Полная версия
Из жизни у моря
Лев Аскеров
Из жизни у моря
ЖИЗНЬ, КОТОРУЮ НЕ ЗНАЕШЬ…
Она каждое утро приходила сюда, на эту скалу, где я ловил бычков. Приходила с больным мальчиком. Он иногда до посинения закашливался. А когда приступ кашля прекращался, тихо просил:
– Ма, сказку…
Они были одна лучше другой. Я таких не слыхал. И не встречал в книжках. А может, просто у меня не было таких книг.
Я люблю сказки. Слушать бы да слушать их. С утра до утра. Не ел бы и не пил. А это необыкновенно красивая женщина, одетая в синее-синее платье, не рассказывала их – она их словно показывала. Я видел все своими глазами. Был в них сам.
Конечно она была феей. Потому что обыкновенные люди так рассказывать не могут и потому, что она не была островитянкой. Здесь я знал всех, а ее – нет. И никто сюда в эти дни не приезжал… Не сезон… Тогда откуда она?
– Ма, сказку, – всхлипнул мальчик.
– В некотором царстве, в тридевятом государстве, жили-были…
Накаты засыпающей под солнцем зыби и отражавшаяся от нее на песчаное дно моря радужная солнечная сеть, звенела хрустальной ломкостью и становились голосом той дивной женщины. Плескучим он был. Мелодичным.
Малыш затих. Над удочкой замер и я. Крупный белоносик осторожно взял насадку. Шпагат натянулся. Можно было подсекать. Но я не хотел вспугивать сказки. Я ждал чуда. А оно не произошло….
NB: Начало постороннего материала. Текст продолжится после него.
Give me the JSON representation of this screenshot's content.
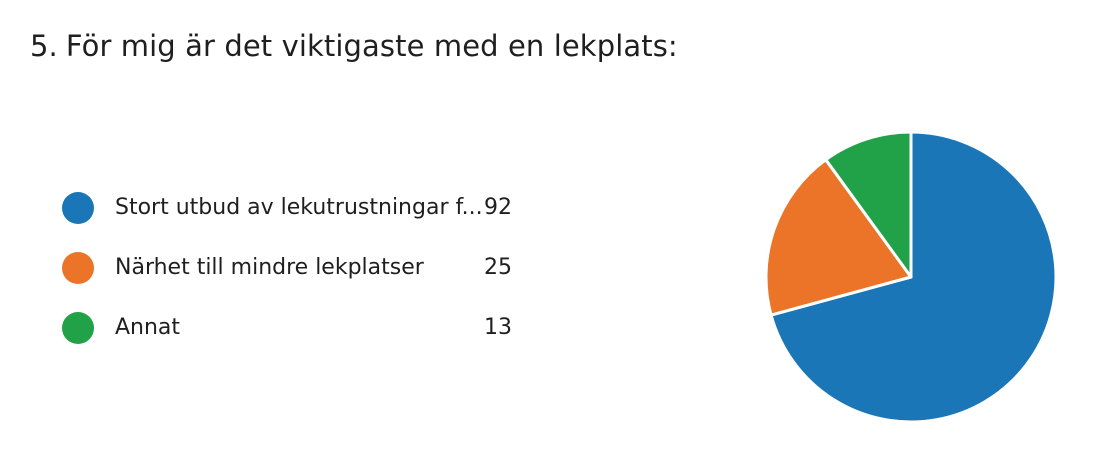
{
  "question": {
    "number": "5.",
    "text": "För mig är det viktigaste med en lekplats:"
  },
  "legend": {
    "items": [
      {
        "label": "Stort utbud av lekutrustningar f...",
        "count": "92",
        "color": "#1b76b7"
      },
      {
        "label": "Närhet till mindre lekplatser",
        "count": "25",
        "color": "#ec7428"
      },
      {
        "label": "Annat",
        "count": "13",
        "color": "#22a248"
      }
    ]
  },
  "chart_data": {
    "type": "pie",
    "title": "För mig är det viktigaste med en lekplats:",
    "categories": [
      "Stort utbud av lekutrustningar f...",
      "Närhet till mindre lekplatser",
      "Annat"
    ],
    "values": [
      92,
      25,
      13
    ],
    "colors": [
      "#1b76b7",
      "#ec7428",
      "#22a248"
    ],
    "legend": "left"
  }
}
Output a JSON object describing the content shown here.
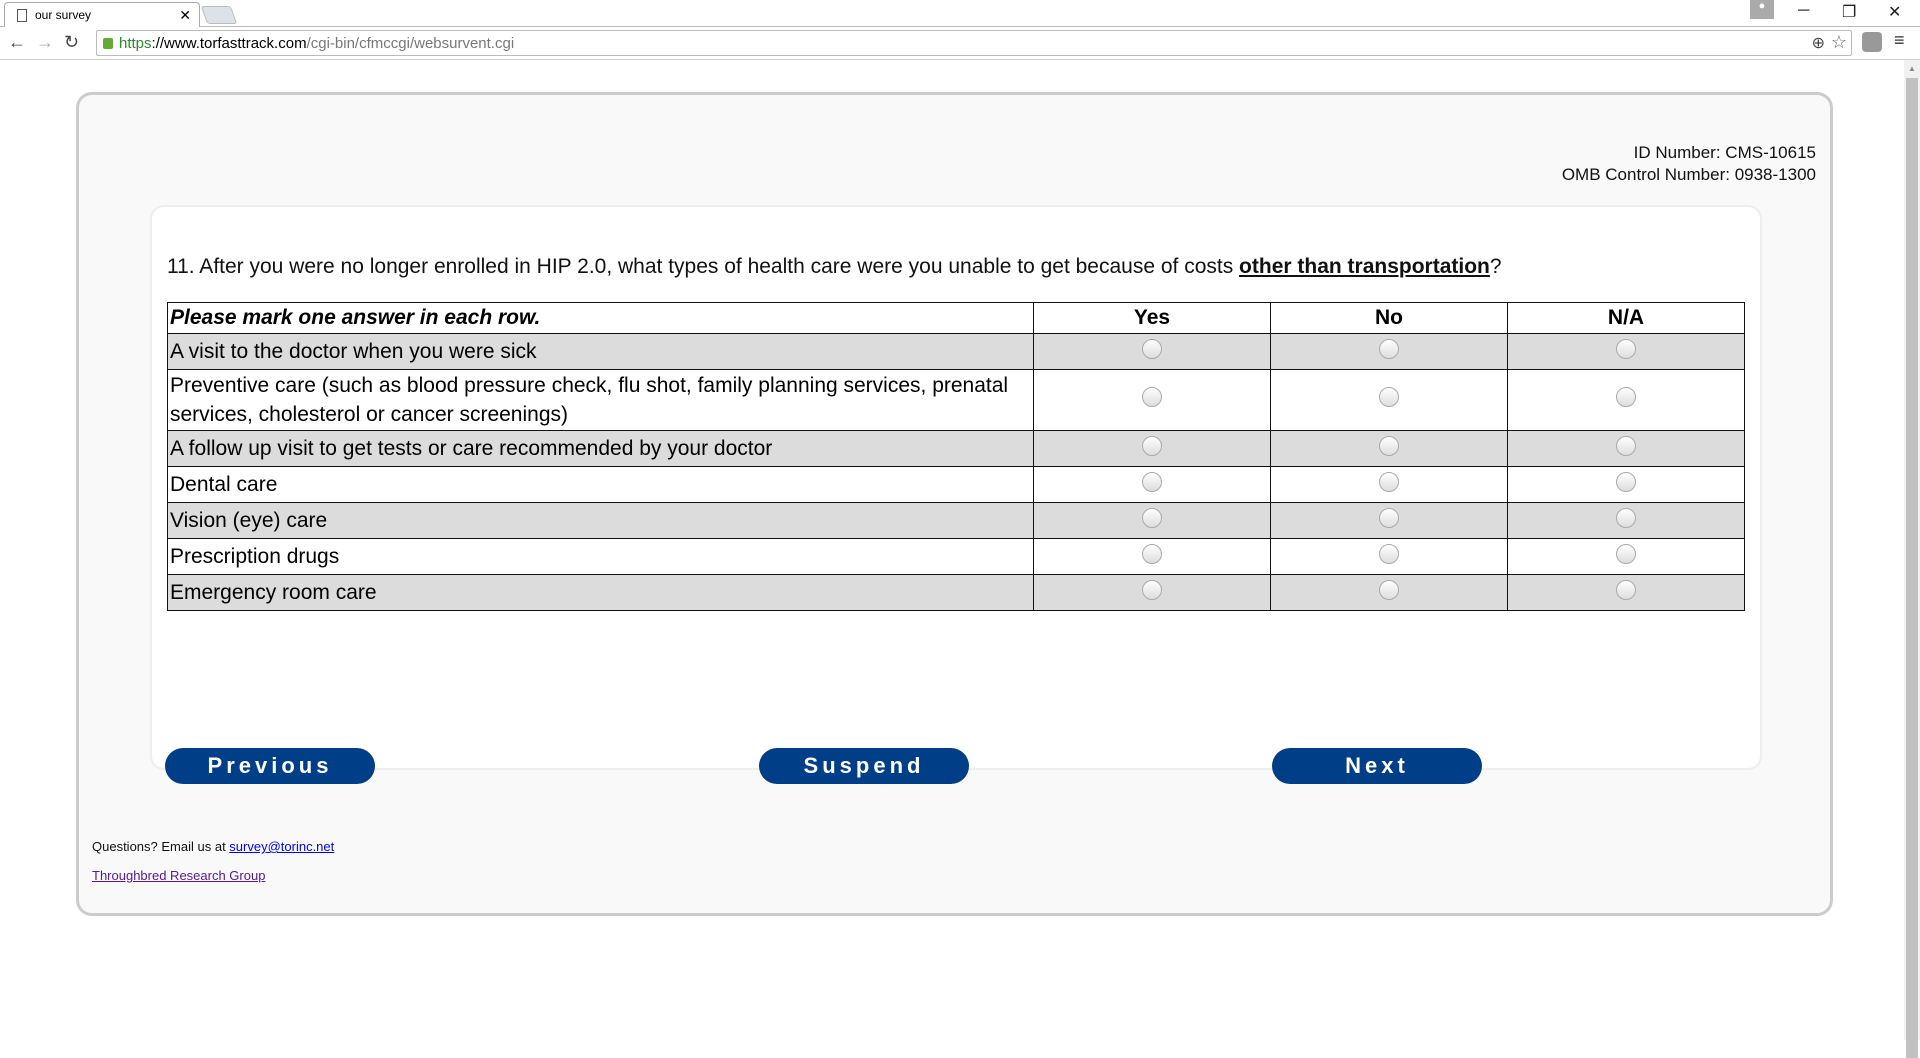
{
  "browser": {
    "tab_title": "our survey",
    "url_scheme": "https",
    "url_domain": "://www.torfasttrack.com",
    "url_path": "/cgi-bin/cfmccgi/websurvent.cgi"
  },
  "header": {
    "id_number": "ID Number: CMS-10615",
    "omb_number": "OMB Control Number: 0938-1300"
  },
  "question": {
    "text_before": "11. After you were no longer enrolled in HIP 2.0, what types of health care were you unable to get because of costs ",
    "emphasis": "other than transportation",
    "text_after": "?"
  },
  "grid": {
    "instruction": "Please mark one answer in each row.",
    "columns": [
      "Yes",
      "No",
      "N/A"
    ],
    "rows": [
      "A visit to the doctor when you were sick",
      "Preventive care (such as blood pressure check, flu shot, family planning services, prenatal services, cholesterol or cancer screenings)",
      "A follow up visit to get tests or care recommended by your doctor",
      "Dental care",
      "Vision (eye) care",
      "Prescription drugs",
      "Emergency room care"
    ]
  },
  "buttons": {
    "previous": "Previous",
    "suspend": "Suspend",
    "next": "Next"
  },
  "colors": {
    "button": "#003f87"
  },
  "footer": {
    "questions": "Questions? Email us at ",
    "email": "survey@torinc.net",
    "org": "Throughbred Research Group"
  }
}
Внезапно по-сумашедшему затарахтевшая моторная лодка, что покачивалась неподалеку, прижавшись к соседней скале, шугнула сказку, как птицу с камня. Возившемуся в ней человеку, наконец, удалось завести мотор. И теперь широко осклабившись и подбоченясь он победно и счастливо смотрел на меня.
Толстый белоносик плюнул насадку и шмыгнул под зеленый камень. Шпагат ослаб. Я обернулся. Женщины на месте не было. Подхватив на руки больного малыша, она легко и быстро взбиралась к розовому шару солнца, который далеко за островом уже по пояс окунулся в море. Пронзительно синее платье, словно сшитое из лоскута омытого дождем неба, еще долго трепетало в розовом золоте уходящего дня.
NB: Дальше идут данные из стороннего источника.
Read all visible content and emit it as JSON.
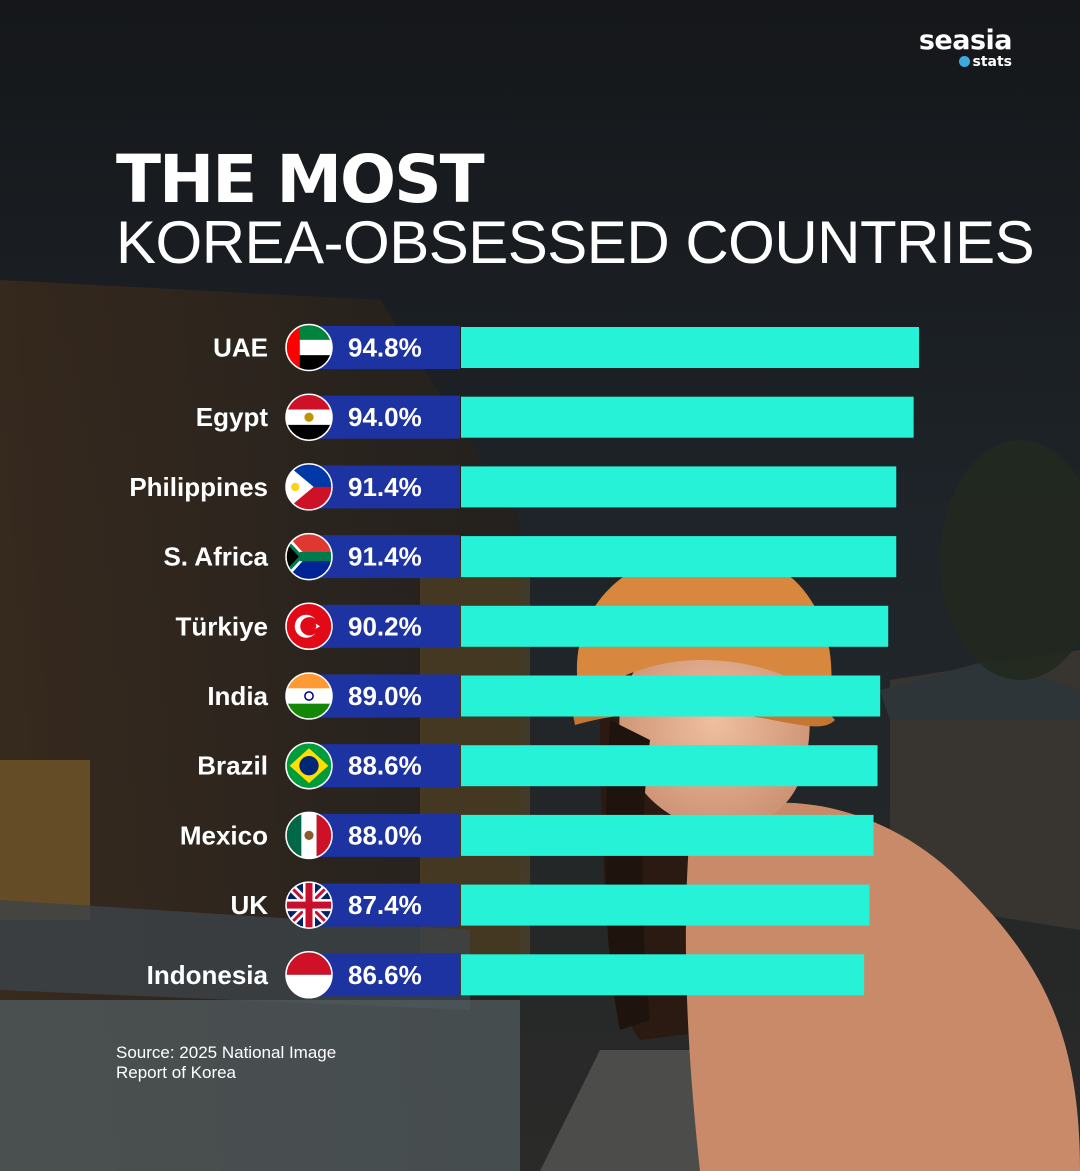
{
  "brand": {
    "name": "seasia",
    "sub": "stats"
  },
  "title_line1": "THE MOST",
  "title_line2": "KOREA-OBSESSED COUNTRIES",
  "source": [
    "Source: 2025 National Image",
    "Report of Korea"
  ],
  "colors": {
    "bar": "#25f2d6",
    "label_box": "#1d33a2",
    "text": "#ffffff"
  },
  "chart_data": {
    "type": "bar",
    "orientation": "horizontal",
    "categories": [
      "UAE",
      "Egypt",
      "Philippines",
      "S. Africa",
      "Türkiye",
      "India",
      "Brazil",
      "Mexico",
      "UK",
      "Indonesia"
    ],
    "values": [
      94.8,
      94.0,
      91.4,
      91.4,
      90.2,
      89.0,
      88.6,
      88.0,
      87.4,
      86.6
    ],
    "value_labels": [
      "94.8%",
      "94.0%",
      "91.4%",
      "91.4%",
      "90.2%",
      "89.0%",
      "88.6%",
      "88.0%",
      "87.4%",
      "86.6%"
    ],
    "flags": [
      "uae-flag-icon",
      "egypt-flag-icon",
      "philippines-flag-icon",
      "south-africa-flag-icon",
      "turkiye-flag-icon",
      "india-flag-icon",
      "brazil-flag-icon",
      "mexico-flag-icon",
      "uk-flag-icon",
      "indonesia-flag-icon"
    ],
    "unit": "%",
    "grid": false,
    "legend": "none"
  }
}
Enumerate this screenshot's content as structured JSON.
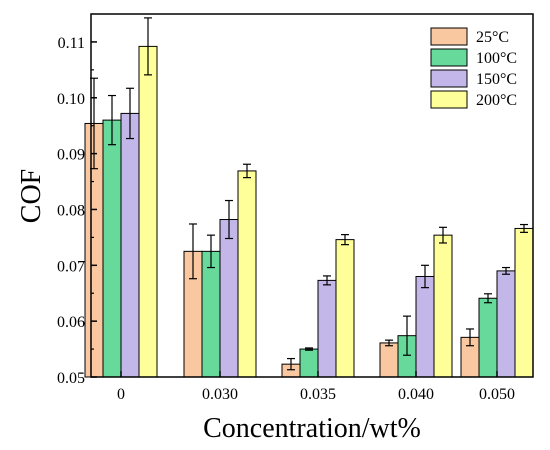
{
  "chart_data": {
    "type": "bar",
    "title": "",
    "xlabel": "Concentration/wt%",
    "ylabel": "COF",
    "ylim": [
      0.05,
      0.115
    ],
    "yticks": [
      0.05,
      0.06,
      0.07,
      0.08,
      0.09,
      0.1,
      0.11
    ],
    "ytick_labels": [
      "0.05",
      "0.06",
      "0.07",
      "0.08",
      "0.09",
      "0.10",
      "0.11"
    ],
    "categories": [
      "0",
      "0.030",
      "0.035",
      "0.040",
      "0.050"
    ],
    "legend_position": "top-right",
    "grid": false,
    "error_bars": true,
    "series": [
      {
        "name": "25°C",
        "color": "#f9c8a0",
        "values": [
          0.0954,
          0.0725,
          0.0523,
          0.0561,
          0.0571
        ],
        "errors": [
          0.0081,
          0.0049,
          0.001,
          0.0005,
          0.0015
        ]
      },
      {
        "name": "100°C",
        "color": "#67d99b",
        "values": [
          0.096,
          0.0725,
          0.055,
          0.0574,
          0.0641
        ],
        "errors": [
          0.0044,
          0.0029,
          0.0002,
          0.0035,
          0.0008
        ]
      },
      {
        "name": "150°C",
        "color": "#c2b7e8",
        "values": [
          0.0972,
          0.0782,
          0.0673,
          0.068,
          0.069
        ],
        "errors": [
          0.0045,
          0.0034,
          0.0008,
          0.002,
          0.0006
        ]
      },
      {
        "name": "200°C",
        "color": "#ffff99",
        "values": [
          0.1092,
          0.0869,
          0.0746,
          0.0754,
          0.0766
        ],
        "errors": [
          0.0051,
          0.0012,
          0.0009,
          0.0014,
          0.0007
        ]
      }
    ]
  }
}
Я смотрел и смотрел. А мотор как забулдыга на тихой улице, распаляясь, буянил и буянил. Рыбак обнимал его, гладил, смеялся…То была его любовь. То была его радость…
– Полощи горло, милый. Полощи… Чуть свет – в море, – говорил он, плевавшемуся черной гарью, мотору.
… Мне в ту пору было пятнадцать лет. Я любил сказки. Я верил в чудо. Я любил жизнь, которую придумал, и которой не знал.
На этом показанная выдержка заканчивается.